Wednesday, September 1, 2010

Carpe Diem

It’s okay, small child, the spoon made me laugh too.

I start our day off with a happy video to counter-balance the not so content  life of Miranda as of right now.  I’m enjoying the work of epic proportions that has been piled on me by my professors as punishment for daring to take 18 credit hours in one semester.  I have already fallen asleep while trying to make my way through Agendas, Alternatives, and Public Policies by John W. Kingdon.  It is, by far, one of the most boring books I have ever read; Essentials of Comparative Politics is almost as bad.

Many, many times I do not remember why I chose a Political Science minor over something easier and more fun, Ex. everything else.  Let me assure you, I no longer have any ambition to run for any office and I am skeptical of working for anyone running for a public office in anything higher than state government.  I have a political science minor because I like to learn.  I savor that feeling one gets upon the intake of new knowledge.  Political science, the study of government, is a study in which I gain information that so many lack, about the way this country works, who is actually pulling the strings.  It would amaze you how little power the elected few have and how much bureaucrats savor.

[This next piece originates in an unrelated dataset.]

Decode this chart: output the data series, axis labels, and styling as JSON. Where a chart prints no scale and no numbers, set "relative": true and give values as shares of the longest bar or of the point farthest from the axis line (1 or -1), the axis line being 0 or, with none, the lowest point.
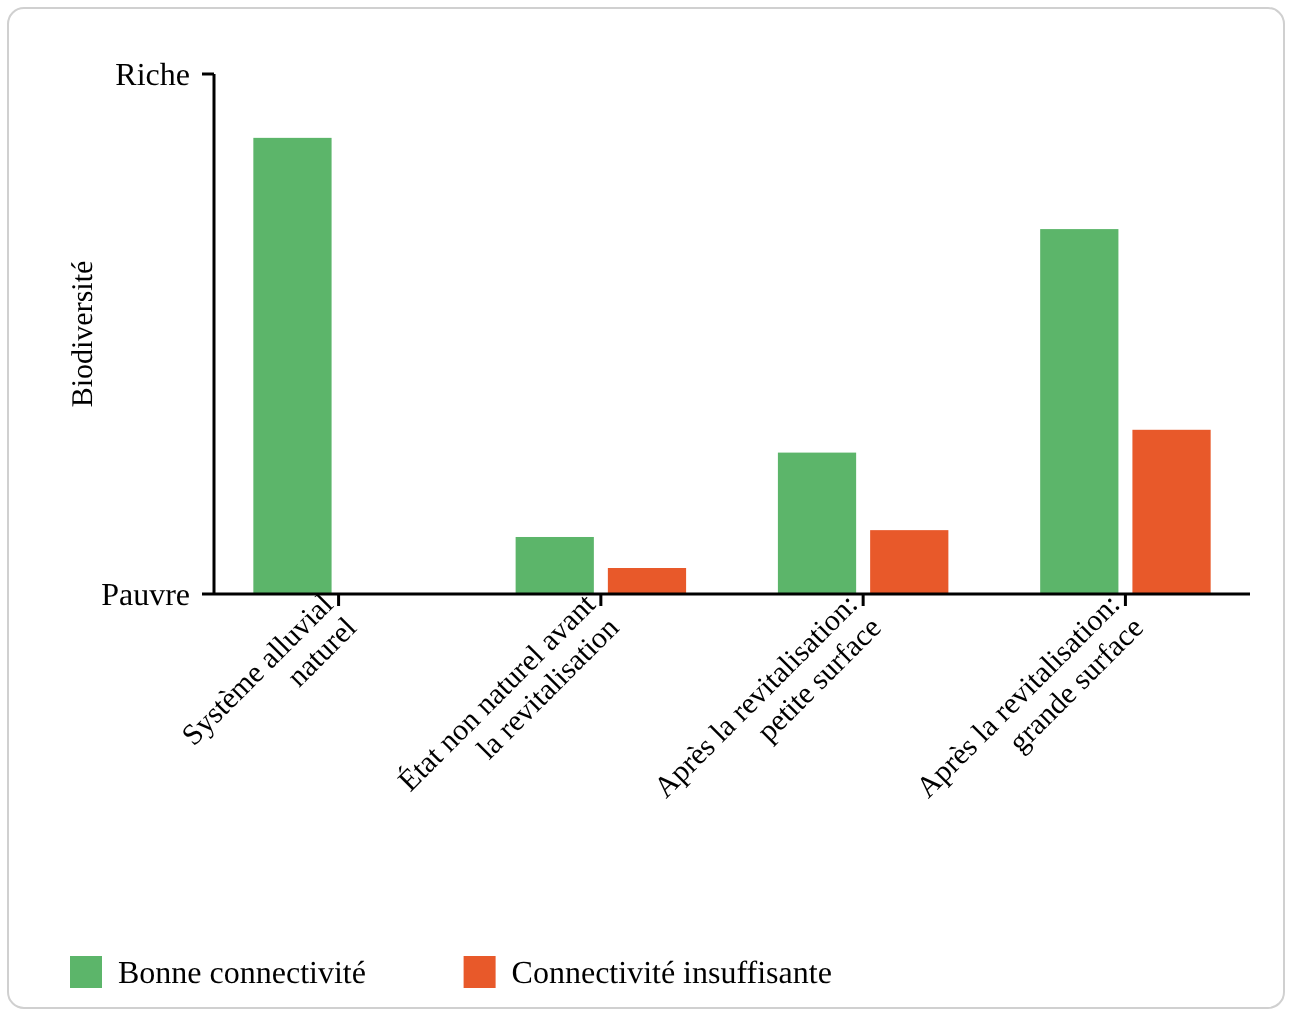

I am pulled to learn about this science, because it sickens me being surrounded by people who have no understanding of it.  I cannot bear to be like them.  And I’m not talking about ignorance of the complexities in different sub-committees, I’m talking about the simple stuff.  It burns me to be asked the difference between conservative and liberal, judicial and executive, democrat and republican.  It BURNS me to be told that someone I KNOW signed up for a party because they liked their color, or they voted for someone because they liked their road signs!  And then to justify their actions with a, “It’s not like it’s going to affect me anyway,” “What’s one vote?”  One vote… is one life… one vote… is something that you are privileged to have… one vote… is something men and women die for everyday… that one, tiny, supposedly insignificant vote, makes up millions of other votes that changes the course of human history.

People are powerful, you are powerful.  Today’s Presidents, were yesterdays students, yesterday’s fathers and mothers, yesterday’s children, yesterdays brothers and sisters.  We all either end up in the same heaven, or burn in the same hell.